Ainsi, un ticket d’entrée dans la classe moyenne se situe désormais à bac +2. Si en 1980 les écoles d’ingénieurs constituaient un effectif deux fois supérieur à celui des écoles de commerce, ces dernières forment aujourd’hui plus de jeunes étudiants que leurs homologues scientifiques. L’ère de la start-up nation n’est que l’émergence de ce long processus qui s’est ainsi construit sur l’idée que la production s’externalise et que la richesse s’internalise. Mais pour qui ? Pour quelle part matériellement élitiste de notre société ? En 2002, Pierre Mauroy fut le seul élu socialiste à s’indigner avec raison de l’absence du mot « ouvrier » du document de campagne du candidat Lionel Jospin. On connaît la suite…

L’ouvrage de Jérôme Fourquet et Jean-Laurent Cassely s’attache dans la dernière partie à décrire les processus culturels à l’œuvre dans ce passage de la France des traditions à la globalisation. Une manière fine et pertinente de remettre la question de l’identité, brûlante, dans une perspective dépassionnée qui permette de mieux comprendre comme les pertes d’influence de l’Église ou même du Parti Communiste ont pu avoir comme conséquences. Mais surtout en parallèle visualiser la montée en puissance de l’empreinte culturelle américaine, qu’elle se concrétise par les modes de consommation ou par un retour du religieux. Ces véritables offres commerciales, marques de l’hybridation et de l’américanisation de notre société, se pratiquent à la carte. Ainsi, une église évangélique s’ouvrirait tous les dix jours sur le territoire français, montrant ainsi à quel point ce courant évangélique prospère sur les terrains laissés vacants par la disparition des structures sociales préexistantes, sous l’effet notamment de la désindustrialisation. Et à quel point aussi il s’inscrit, comme d’autres traits distinctifs nouveaux de notre paysage national évoqué dans ce livre, dans cette montée en puissance du règne de l’individu, de la valorisation de la subjectivité et du déclin des grands récits collectifs.
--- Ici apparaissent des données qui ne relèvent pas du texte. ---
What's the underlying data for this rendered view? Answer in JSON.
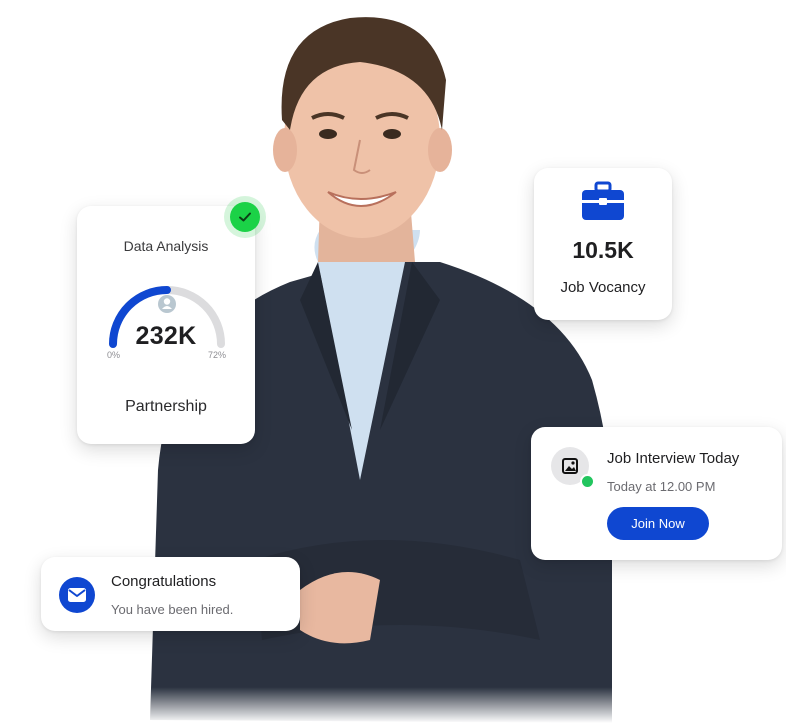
{
  "colors": {
    "accent": "#0f47d1",
    "success": "#1bd247",
    "gauge_track": "#dcdcde"
  },
  "analysis_card": {
    "title": "Data Analysis",
    "value": "232K",
    "min_label": "0%",
    "max_label": "72%",
    "gauge_fill_fraction": 0.5,
    "subtitle": "Partnership",
    "icons": [
      "user-icon",
      "check-icon"
    ]
  },
  "vacancy_card": {
    "value": "10.5K",
    "label": "Job Vocancy",
    "icon": "briefcase-icon"
  },
  "interview_card": {
    "title": "Job Interview Today",
    "time": "Today at 12.00 PM",
    "button_label": "Join Now",
    "icon": "image-icon",
    "status": "online"
  },
  "congrats_card": {
    "title": "Congratulations",
    "message": "You have been hired.",
    "icon": "mail-icon"
  }
}
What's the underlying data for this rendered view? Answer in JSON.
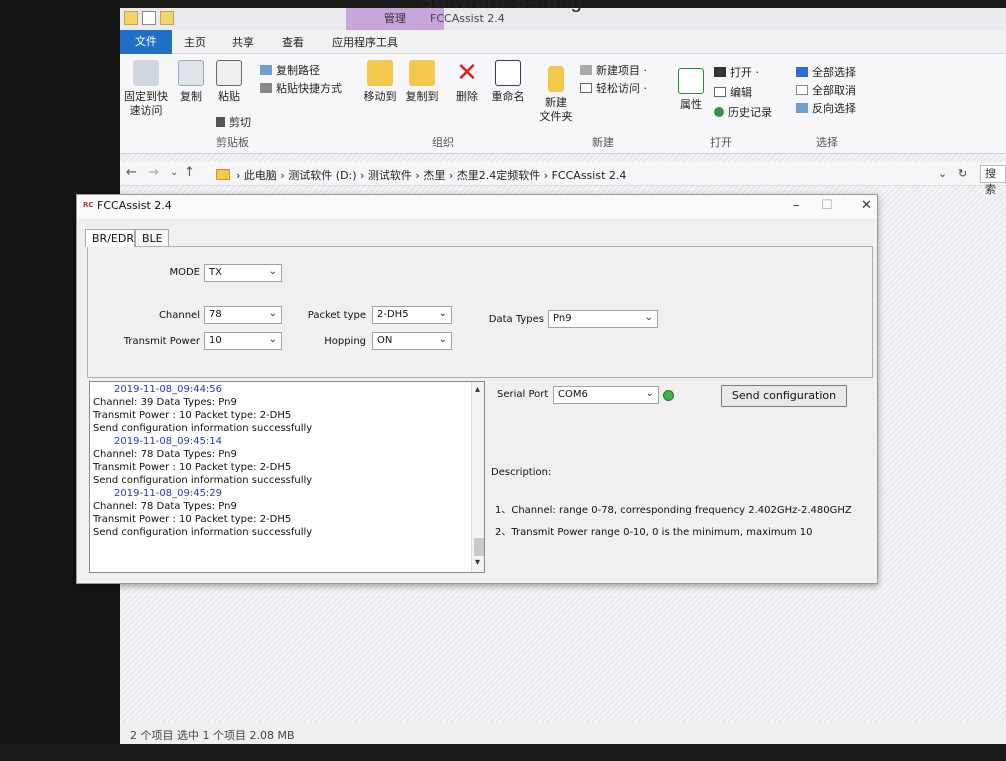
{
  "caption": "Software Setting",
  "explorer": {
    "context_tab": "管理",
    "title": "FCCAssist 2.4",
    "tabs": [
      "文件",
      "主页",
      "共享",
      "查看",
      "应用程序工具"
    ],
    "ribbon": {
      "pin_label_1": "固定到快",
      "pin_label_2": "速访问",
      "copy": "复制",
      "paste": "粘贴",
      "copy_path": "复制路径",
      "paste_shortcut": "粘贴快捷方式",
      "cut": "剪切",
      "group_clipboard": "剪贴板",
      "move_to": "移动到",
      "copy_to": "复制到",
      "delete": "删除",
      "rename": "重命名",
      "group_organize": "组织",
      "new_folder_1": "新建",
      "new_folder_2": "文件夹",
      "new_item": "新建项目 ·",
      "easy_access": "轻松访问 ·",
      "group_new": "新建",
      "properties": "属性",
      "open": "打开 ·",
      "edit": "编辑",
      "history": "历史记录",
      "group_open": "打开",
      "select_all": "全部选择",
      "select_none": "全部取消",
      "invert_selection": "反向选择",
      "group_select": "选择"
    },
    "address": {
      "back": "←",
      "forward": "→",
      "recent": "⌄",
      "up": "↑",
      "path": "› 此电脑 › 测试软件 (D:) › 测试软件 › 杰里 › 杰里2.4定频软件 › FCCAssist 2.4",
      "dropdown": "⌄",
      "refresh": "↻",
      "search": "搜索"
    },
    "status": "2 个项目   选中 1 个项目 2.08 MB"
  },
  "fcc": {
    "title": "FCCAssist 2.4",
    "tabs": [
      "BR/EDR",
      "BLE"
    ],
    "form": {
      "mode_label": "MODE",
      "mode_value": "TX",
      "channel_label": "Channel",
      "channel_value": "78",
      "packet_type_label": "Packet type",
      "packet_type_value": "2-DH5",
      "data_types_label": "Data Types",
      "data_types_value": "Pn9",
      "transmit_power_label": "Transmit Power",
      "transmit_power_value": "10",
      "hopping_label": "Hopping",
      "hopping_value": "ON"
    },
    "log": [
      {
        "date": "2019-11-08_09:44:56",
        "l1": "Channel: 39        Data Types: Pn9",
        "l2": "Transmit Power : 10     Packet type: 2-DH5",
        "l3": "Send configuration information successfully"
      },
      {
        "date": "2019-11-08_09:45:14",
        "l1": "Channel: 78        Data Types: Pn9",
        "l2": "Transmit Power : 10     Packet type: 2-DH5",
        "l3": "Send configuration information successfully"
      },
      {
        "date": "2019-11-08_09:45:29",
        "l1": "Channel: 78        Data Types: Pn9",
        "l2": "Transmit Power : 10     Packet type: 2-DH5",
        "l3": "Send configuration information successfully"
      }
    ],
    "serial_port_label": "Serial Port",
    "serial_port_value": "COM6",
    "send_button": "Send configuration",
    "description_title": "Description:",
    "description_1": "1、Channel: range 0-78, corresponding frequency 2.402GHz-2.480GHZ",
    "description_2": "2、Transmit Power  range 0-10, 0 is the minimum, maximum 10"
  }
}
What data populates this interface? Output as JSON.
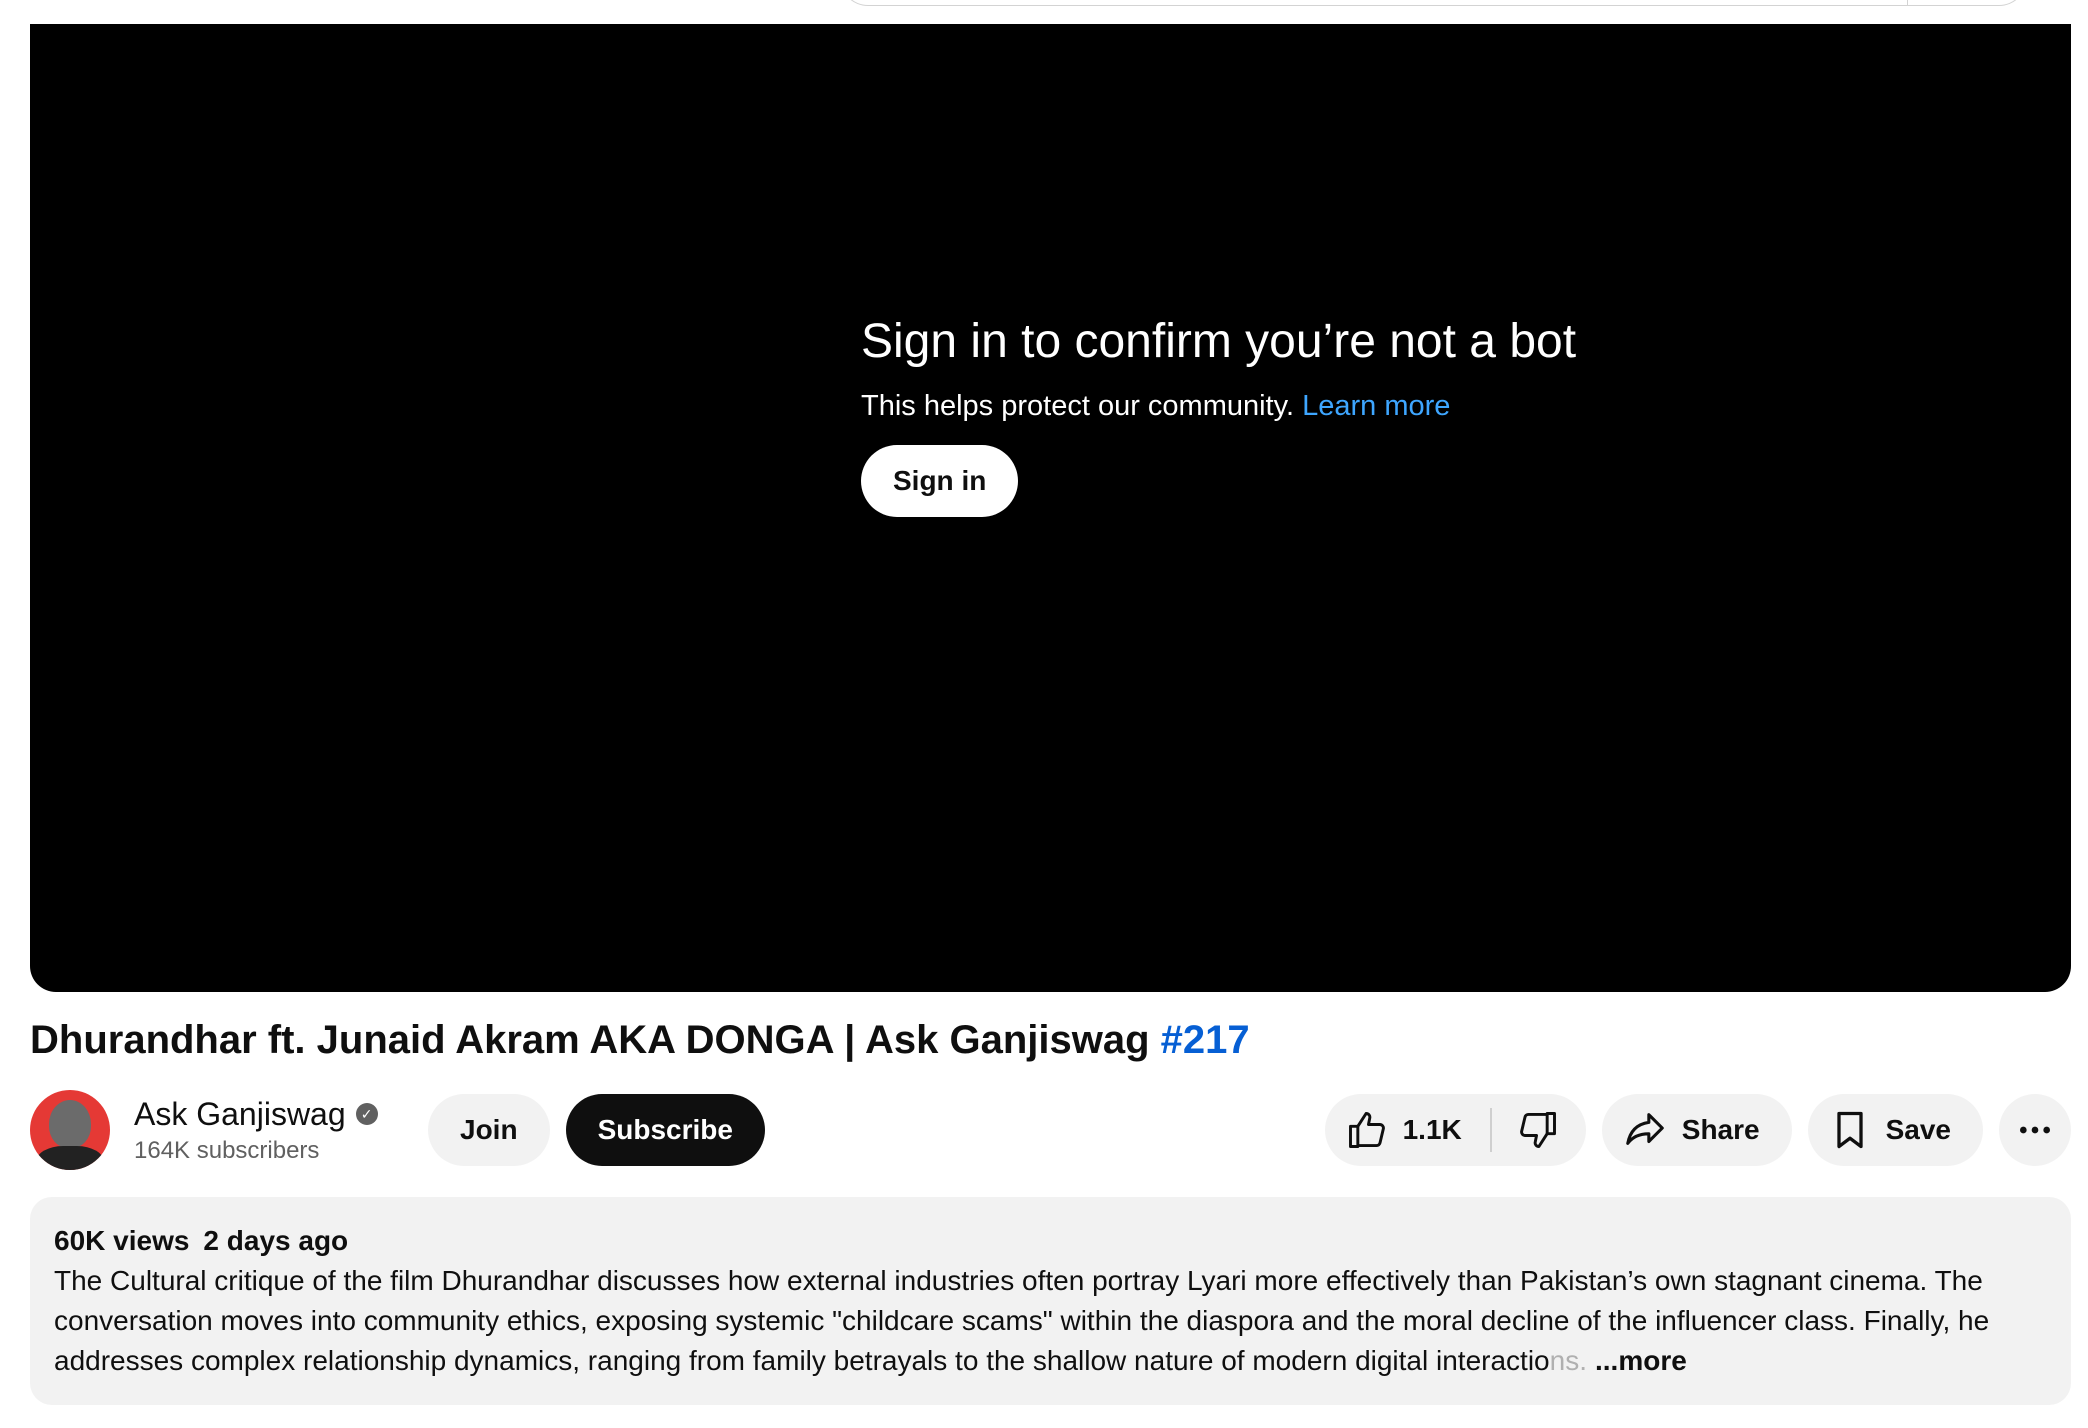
{
  "player": {
    "bot_title": "Sign in to confirm you’re not a bot",
    "bot_subtitle": "This helps protect our community.",
    "learn_more": "Learn more",
    "signin_label": "Sign in"
  },
  "video": {
    "title": "Dhurandhar ft. Junaid Akram AKA DONGA | Ask Ganjiswag",
    "hashtag": "#217"
  },
  "channel": {
    "name": "Ask Ganjiswag",
    "subscribers": "164K subscribers",
    "join_label": "Join",
    "subscribe_label": "Subscribe"
  },
  "actions": {
    "like_count": "1.1K",
    "share_label": "Share",
    "save_label": "Save",
    "icons": [
      "thumbs-up-icon",
      "thumbs-down-icon",
      "share-arrow-icon",
      "bookmark-icon",
      "more-horizontal-icon"
    ]
  },
  "description": {
    "views": "60K views",
    "date": "2 days ago",
    "text": "The Cultural critique of the film Dhurandhar discusses how external industries often portray Lyari more effectively than Pakistan’s own stagnant cinema. The conversation moves into community ethics, exposing systemic \"childcare scams\" within the diaspora and the moral decline of the influencer class. Finally, he addresses complex relationship dynamics, ranging from family betrayals to the shallow nature of modern digital interactio",
    "text_faded": "ns.",
    "more_label": "...more"
  },
  "colors": {
    "link_blue": "#3ea6ff",
    "hashtag_blue": "#065fd4",
    "subscribe_bg": "#0f0f0f",
    "pill_bg": "#f2f2f2"
  }
}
Après avoir refermé les pages de ce livre passionnant, le lecteur attentif n’en ressortira que plus engagé encore. Aujourd’hui 4 avril 2022, à la veille de prochaines échéances électorales et au milieu d’une campagne et de débats de fond quasiment inexistants, le retour du politique comme catalyseur efficient d’un projet commun au cœur duquel sont ancrées la liberté, l’égalité et la fraternité, est plus que jamais attendu de tous ceux qui voient en la République indivisible, démocratique, laïque et sociale, la matrice féconde de la France d’après.